Scottsboro Aluminum's policy is to construct all new equipment, systems, and facilities in accordance with the most current building and safety codes. This ensures the appropriate safety and release prevention systems are included from the beginning of each project. Scottsboro Aluminum maintains a computerized program of maintenance activities to ensure that key systems are maintained appropriately to minimize the risk of a release. 
Scottsboro Aluminum is committed to providing appropriate training to all employees regarding safety procedures. New employees are provided comprehensive safety training during their initial orientation for the facility.  Additional training is provided to maintenance personnel for the systems for which they are responsible. 

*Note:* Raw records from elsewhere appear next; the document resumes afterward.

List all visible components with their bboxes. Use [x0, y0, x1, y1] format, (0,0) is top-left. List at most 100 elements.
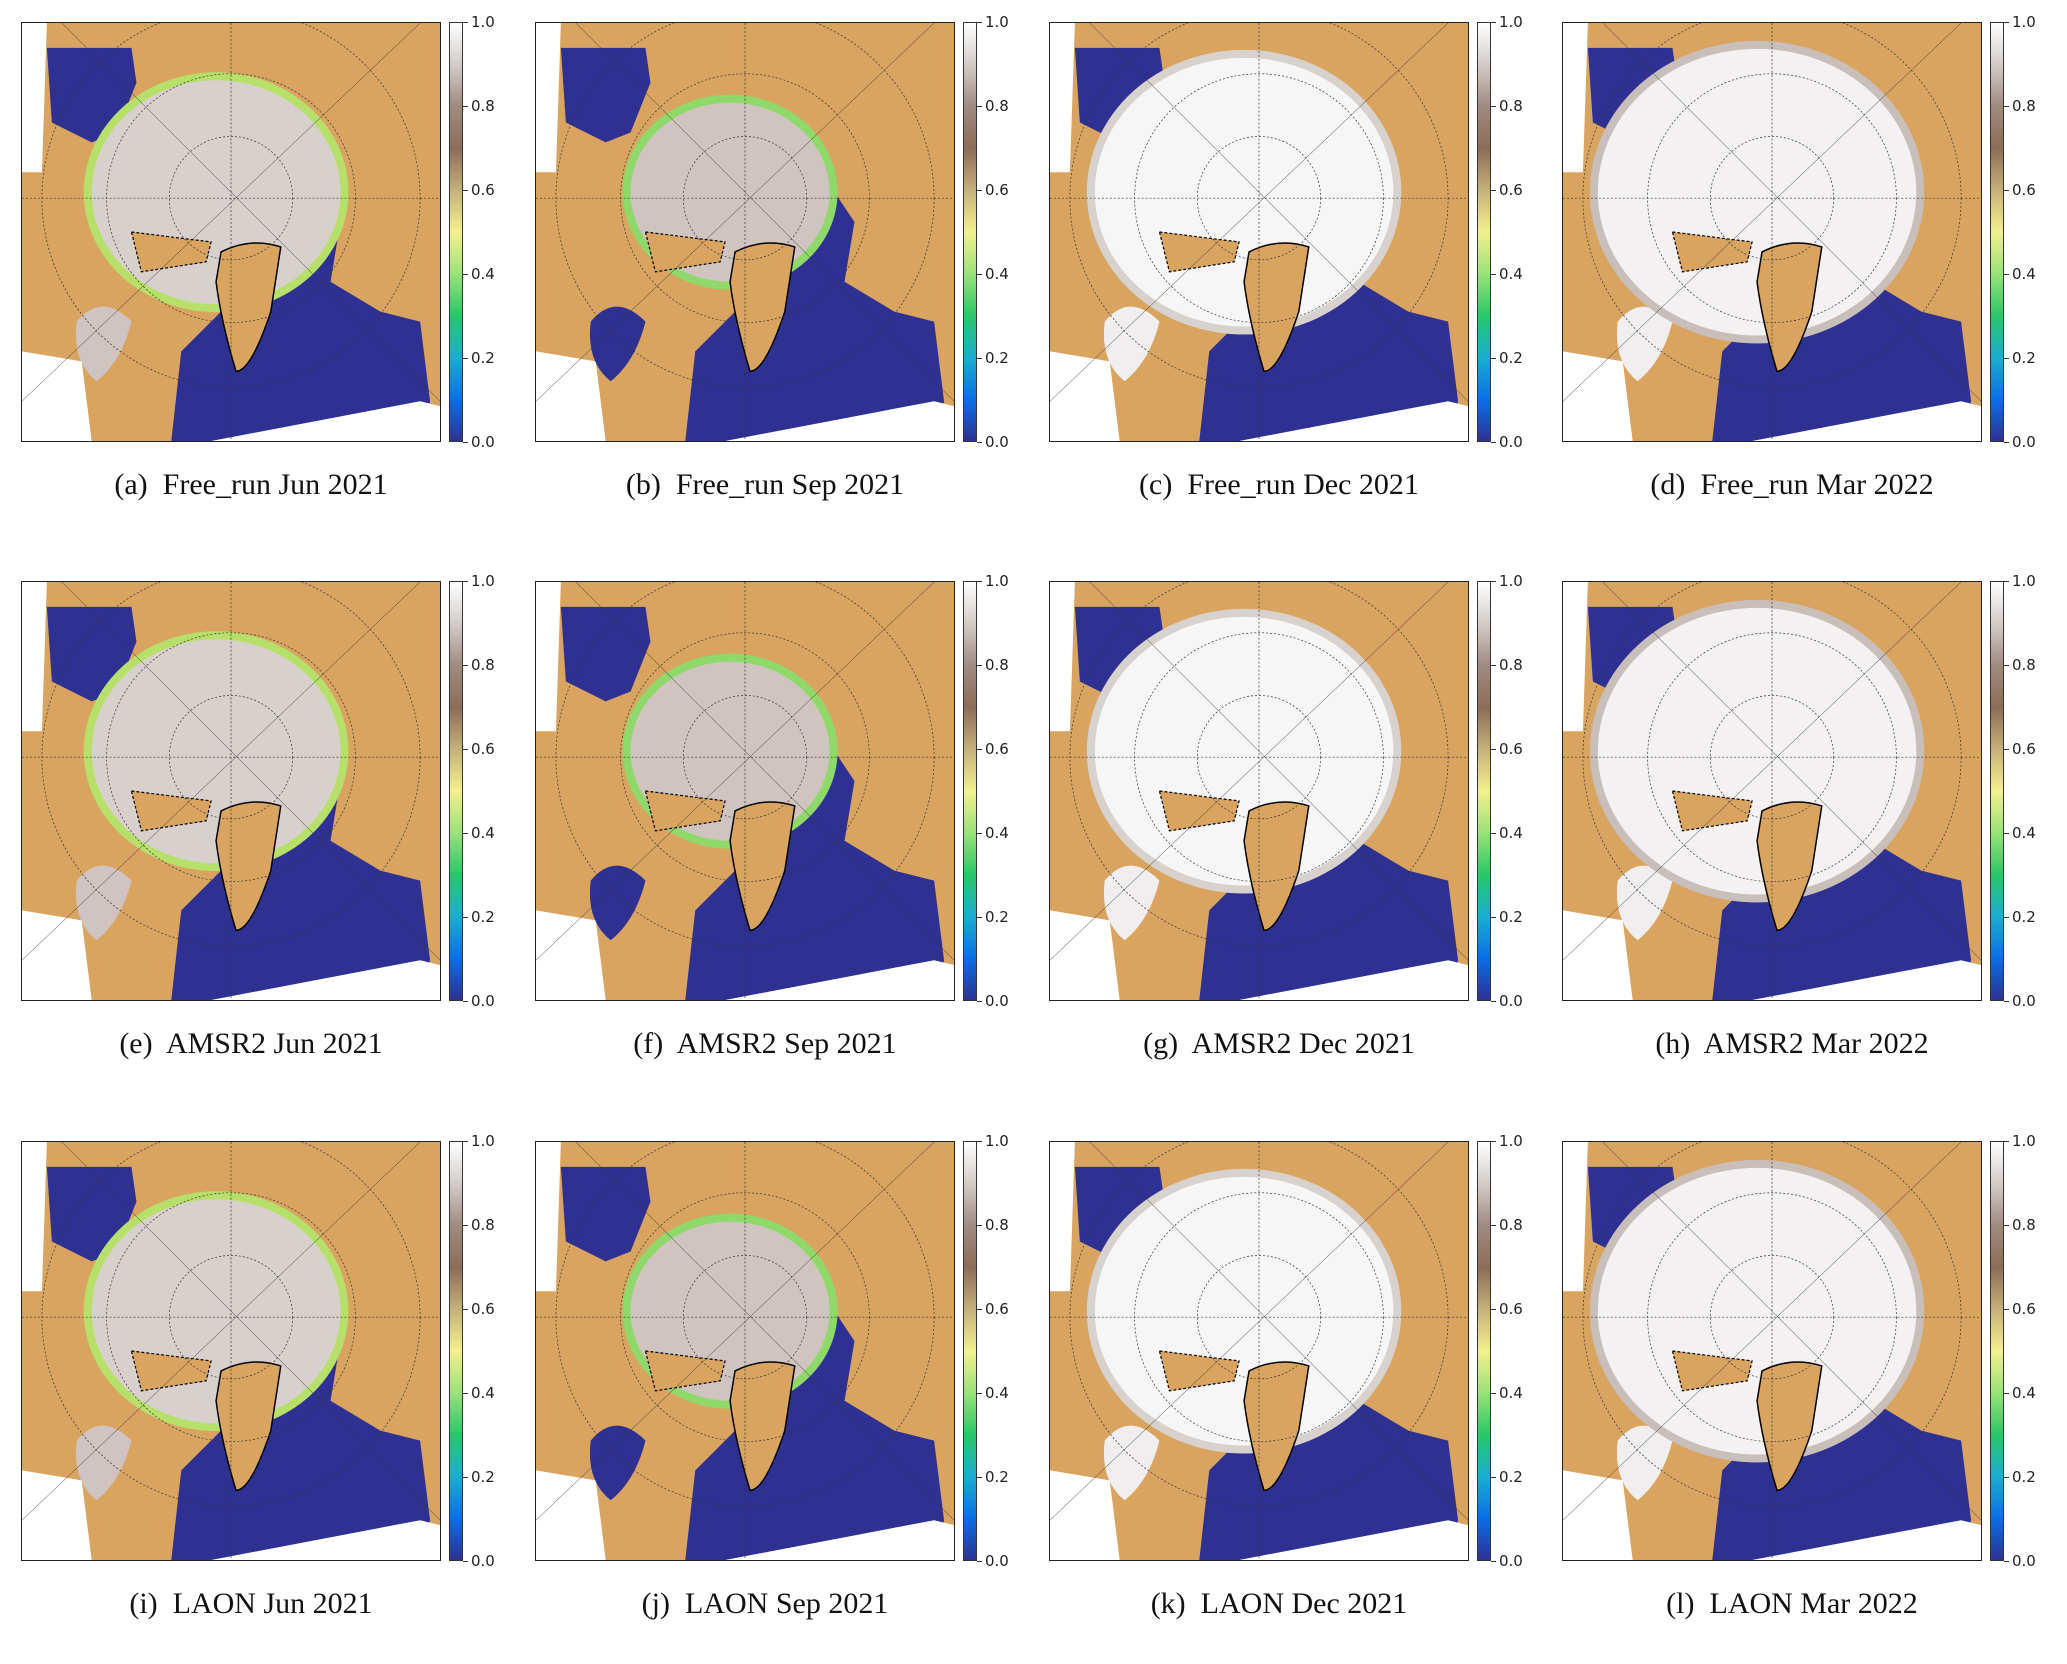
- subfigure-caption: (k) LAON Dec 2021: [1049, 1587, 1509, 1621]
- colorbar-tick-label: 0.2: [1491, 908, 1523, 926]
- subfigure-title: Free_run Jun 2021: [162, 468, 388, 501]
- colorbar-tick-label: 0.8: [1491, 656, 1523, 674]
- colorbar-tick-label: 0.8: [977, 656, 1009, 674]
- colorbar-tick-label: 0.2: [977, 349, 1009, 367]
- no-data-area: [536, 1142, 606, 1560]
- subfigure-label: (d): [1650, 468, 1686, 501]
- canadian-archipelago: [130, 231, 212, 273]
- subfigure-title: AMSR2 Dec 2021: [1191, 1027, 1415, 1060]
- subfigure-title: AMSR2 Sep 2021: [676, 1027, 897, 1060]
- subfigure-panel: 0.0 0.2 0.4 0.6 0.8 1.0 (e) AMSR2 Jun 2021: [21, 574, 521, 1101]
- colorbar-tick-label: 0.8: [1491, 1216, 1523, 1234]
- sea-ice-concentration-map: [1049, 581, 1469, 1001]
- canadian-archipelago: [1158, 790, 1240, 832]
- colorbar-tick-label: 0.6: [2004, 1300, 2036, 1318]
- subfigure-label: (a): [114, 468, 148, 501]
- colorbar-tick-label: 0.8: [977, 1216, 1009, 1234]
- subfigure-panel: 0.0 0.2 0.4 0.6 0.8 1.0 (i) LAON Jun 2021: [21, 1134, 521, 1661]
- colorbar-tick-label: 0.8: [977, 97, 1009, 115]
- colorbar-tick-label: 0.4: [463, 265, 495, 283]
- hudson-bay: [1103, 306, 1160, 382]
- greenland: [1243, 242, 1310, 373]
- colorbar-tick-label: 0.0: [463, 433, 495, 451]
- hudson-bay: [1103, 1425, 1160, 1501]
- hudson-bay: [589, 1425, 646, 1501]
- no-data-area: [22, 23, 92, 441]
- colorbar: [449, 581, 463, 1001]
- subfigure-panel: 0.0 0.2 0.4 0.6 0.8 1.0 (k) LAON Dec 2021: [1049, 1134, 1549, 1661]
- no-data-area: [536, 582, 606, 1000]
- hudson-bay: [75, 865, 132, 941]
- subfigure-caption: (l) LAON Mar 2022: [1562, 1587, 2022, 1621]
- colorbar-tick-label: 0.6: [1491, 740, 1523, 758]
- subfigure-panel: 0.0 0.2 0.4 0.6 0.8 1.0 (g) AMSR2 Dec 2021: [1049, 574, 1549, 1101]
- canadian-archipelago: [130, 1350, 212, 1392]
- no-data-area: [725, 960, 954, 1000]
- atlantic-ocean: [171, 192, 431, 441]
- colorbar-tick-label: 0.2: [2004, 908, 2036, 926]
- canadian-archipelago: [130, 790, 212, 832]
- atlantic-ocean: [1199, 192, 1459, 441]
- subfigure-caption: (f) AMSR2 Sep 2021: [535, 1027, 995, 1061]
- colorbar-tick-label: 0.6: [463, 1300, 495, 1318]
- canadian-archipelago: [1158, 231, 1240, 273]
- colorbar: [449, 1141, 463, 1561]
- colorbar-tick-label: 0.4: [1491, 1384, 1523, 1402]
- colorbar-tick-label: 0.4: [463, 824, 495, 842]
- no-data-area: [1563, 582, 1633, 1000]
- subfigure-caption: (c) Free_run Dec 2021: [1049, 468, 1509, 502]
- no-data-area: [1752, 401, 1981, 441]
- colorbar-tick-label: 1.0: [1491, 13, 1523, 31]
- sea-ice-concentration-map: [1562, 1141, 1982, 1561]
- colorbar: [449, 22, 463, 442]
- colorbar-tick-label: 0.0: [2004, 433, 2036, 451]
- hudson-bay: [589, 865, 646, 941]
- subfigure-label: (g): [1143, 1027, 1179, 1060]
- colorbar-tick-label: 0.8: [2004, 1216, 2036, 1234]
- colorbar-tick-label: 0.6: [1491, 181, 1523, 199]
- hudson-bay: [1616, 1425, 1673, 1501]
- subfigure-title: LAON Sep 2021: [685, 1587, 889, 1620]
- sea-ice-concentration-map: [535, 1141, 955, 1561]
- no-data-area: [211, 1520, 440, 1560]
- colorbar-tick-label: 0.4: [977, 824, 1009, 842]
- colorbar-tick-label: 0.0: [2004, 1552, 2036, 1570]
- subfigure-label: (i): [129, 1587, 158, 1620]
- greenland: [215, 1361, 282, 1492]
- colorbar-tick-label: 0.6: [463, 740, 495, 758]
- colorbar: [963, 581, 977, 1001]
- subfigure-panel: 0.0 0.2 0.4 0.6 0.8 1.0 (d) Free_run Mar 2022: [1562, 15, 2062, 542]
- colorbar-tick-label: 0.6: [1491, 1300, 1523, 1318]
- subfigure-title: Free_run Mar 2022: [1700, 468, 1934, 501]
- subfigure-panel: 0.0 0.2 0.4 0.6 0.8 1.0 (j) LAON Sep 2021: [535, 1134, 1035, 1661]
- colorbar-tick-label: 0.0: [463, 992, 495, 1010]
- subfigure-label: (j): [641, 1587, 670, 1620]
- sea-ice: [91, 1199, 341, 1424]
- sea-ice-concentration-map: [1562, 22, 1982, 442]
- subfigure-panel: 0.0 0.2 0.4 0.6 0.8 1.0 (l) LAON Mar 2022: [1562, 1134, 2062, 1661]
- subfigure-panel: 0.0 0.2 0.4 0.6 0.8 1.0 (c) Free_run Dec 2021: [1049, 15, 1549, 542]
- subfigure-caption: (e) AMSR2 Jun 2021: [21, 1027, 481, 1061]
- colorbar-tick-label: 0.6: [2004, 740, 2036, 758]
- sea-ice: [1597, 48, 1917, 336]
- subfigure-caption: (i) LAON Jun 2021: [21, 1587, 481, 1621]
- sea-ice-concentration-map: [1562, 581, 1982, 1001]
- graticule: [1050, 1142, 1468, 1560]
- colorbar-tick-label: 0.4: [977, 1384, 1009, 1402]
- colorbar-tick-label: 0.6: [977, 740, 1009, 758]
- hudson-bay: [1616, 865, 1673, 941]
- graticule: [536, 582, 954, 1000]
- no-data-area: [1239, 1520, 1468, 1560]
- subfigure-label: (b): [625, 468, 661, 501]
- atlantic-ocean: [1199, 1311, 1459, 1560]
- colorbar-tick-label: 0.2: [2004, 1468, 2036, 1486]
- colorbar-tick-label: 0.8: [2004, 656, 2036, 674]
- colorbar-tick-label: 0.2: [463, 349, 495, 367]
- subfigure-label: (l): [1666, 1587, 1695, 1620]
- colorbar-tick-label: 0.0: [977, 433, 1009, 451]
- colorbar: [1990, 581, 2004, 1001]
- graticule: [22, 1142, 440, 1560]
- graticule: [1563, 1142, 1981, 1560]
- colorbar-tick-label: 1.0: [1491, 1132, 1523, 1150]
- no-data-area: [1050, 582, 1120, 1000]
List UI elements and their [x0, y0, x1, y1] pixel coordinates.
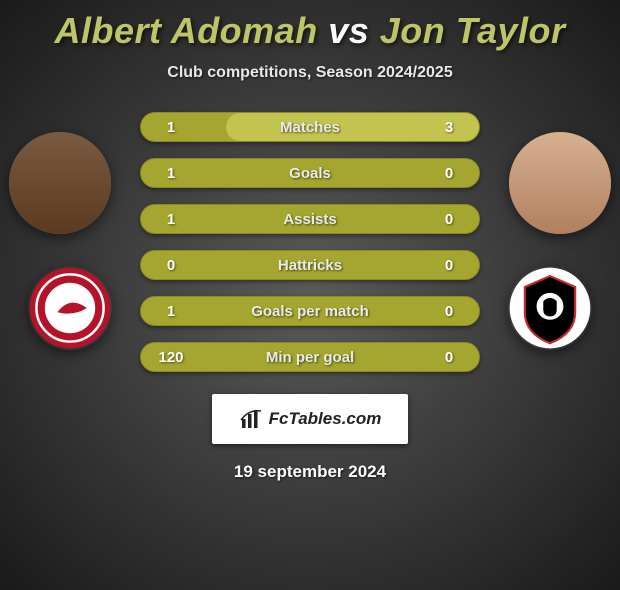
- stat-value-right: 0: [419, 349, 479, 366]
- stat-value-right: 0: [419, 257, 479, 274]
- branding-icon: [239, 407, 263, 431]
- stat-row: 1Goals0: [140, 158, 480, 188]
- stat-value-right: 3: [419, 119, 479, 136]
- stat-value-right: 0: [419, 165, 479, 182]
- player1-avatar: [9, 132, 111, 234]
- stat-row: 1Assists0: [140, 204, 480, 234]
- stat-rows: 1Matches3 1Goals0 1Assists0 0Hattricks0 1Goa…: [140, 112, 480, 372]
- date-text: 19 september 2024: [0, 462, 620, 482]
- comparison-panel: 1Matches3 1Goals0 1Assists0 0Hattricks0 1Goa…: [0, 112, 620, 372]
- stat-value-right: 0: [419, 211, 479, 228]
- stat-row: 120Min per goal0: [140, 342, 480, 372]
- player2-avatar: [509, 132, 611, 234]
- stat-row: 1Goals per match0: [140, 296, 480, 326]
- branding-badge: FcTables.com: [212, 394, 408, 444]
- branding-text: FcTables.com: [269, 409, 382, 429]
- player2-club-crest: [508, 266, 592, 350]
- player1-club-crest: [28, 266, 112, 350]
- vs-text: vs: [328, 10, 369, 51]
- player1-name: Albert Adomah: [55, 10, 318, 51]
- stat-row: 0Hattricks0: [140, 250, 480, 280]
- page-title: Albert Adomah vs Jon Taylor: [0, 10, 620, 52]
- subtitle: Club competitions, Season 2024/2025: [0, 64, 620, 82]
- stat-value-right: 0: [419, 303, 479, 320]
- stat-row: 1Matches3: [140, 112, 480, 142]
- player2-name: Jon Taylor: [380, 10, 566, 51]
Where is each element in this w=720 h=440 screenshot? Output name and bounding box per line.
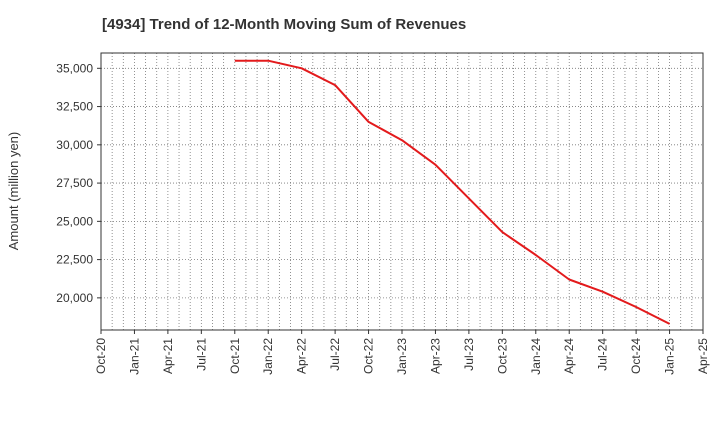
x-tick-label: Apr-23 [428, 338, 442, 374]
y-tick-label: 25,000 [56, 214, 93, 228]
x-tick-label: Apr-24 [562, 338, 576, 374]
x-tick-label: Apr-21 [161, 338, 175, 374]
x-tick-label: Jul-23 [462, 338, 476, 371]
grid-lines [101, 53, 703, 330]
x-axis-ticks: Oct-20 Jan-21 Apr-21 Jul-21 Oct-21 Jan-22 Apr-… [94, 330, 710, 375]
x-tick-label: Jan-21 [127, 338, 141, 375]
x-tick-label: Jul-22 [328, 338, 342, 371]
x-tick-label: Oct-20 [94, 338, 108, 374]
y-axis-ticks: 20,000 22,500 25,000 27,500 30,000 32,500 35,0… [56, 61, 101, 305]
series-layer [234, 59, 671, 325]
x-tick-label: Jul-21 [194, 338, 208, 371]
y-tick-label: 30,000 [56, 138, 93, 152]
y-tick-label: 20,000 [56, 291, 93, 305]
y-axis-title: Amount (million yen) [6, 132, 21, 251]
x-tick-label: Apr-22 [295, 338, 309, 374]
x-tick-label: Jan-22 [261, 338, 275, 375]
series-line [234, 59, 671, 325]
x-tick-label: Oct-23 [495, 338, 509, 374]
x-tick-label: Oct-22 [362, 338, 376, 374]
x-tick-label: Jan-25 [663, 338, 677, 375]
chart-title: [4934] Trend of 12-Month Moving Sum of R… [102, 16, 467, 33]
x-tick-label: Jul-24 [596, 338, 610, 371]
x-tick-label: Jan-23 [395, 338, 409, 375]
x-tick-label: Apr-25 [696, 338, 710, 374]
y-tick-label: 27,500 [56, 176, 93, 190]
x-tick-label: Jan-24 [529, 338, 543, 375]
x-tick-label: Oct-21 [228, 338, 242, 374]
plot-border [100, 52, 704, 331]
x-tick-label: Oct-24 [629, 338, 643, 374]
y-tick-label: 22,500 [56, 253, 93, 267]
y-tick-label: 32,500 [56, 100, 93, 114]
y-tick-label: 35,000 [56, 61, 93, 75]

Scottsboro Aluminum has not had a release of chlorine from the facility that has affected the public or the environmen 
Scottsboro Aluminum has emergency response capability on site to respond to a chlorine emergency.  Scottsboro Aluminum's employees, trained in the safe operation of the chlorine system, will close manual shutoff valves to terminate the flow of chlorine if the valves can be safely approached.  For all other scenarios, Scottsboro Aluminum's employees will evacuate the area and allow off-site responders to respond to the chlorine emergency.  Scottsboro Aluminum has met with the local fire department and the Local Emergency Response Commission to review the chlorine system and to establish coordination and communication procedures. 
Scottsboro Aluminum has completed the safety review of the chlorine system, including a hazard and operability (HAZOP) analysis.   Based on the review, Scottsboro Aluminum will be reviewing maintenance of the alarm systems, employee training, and operating procedures.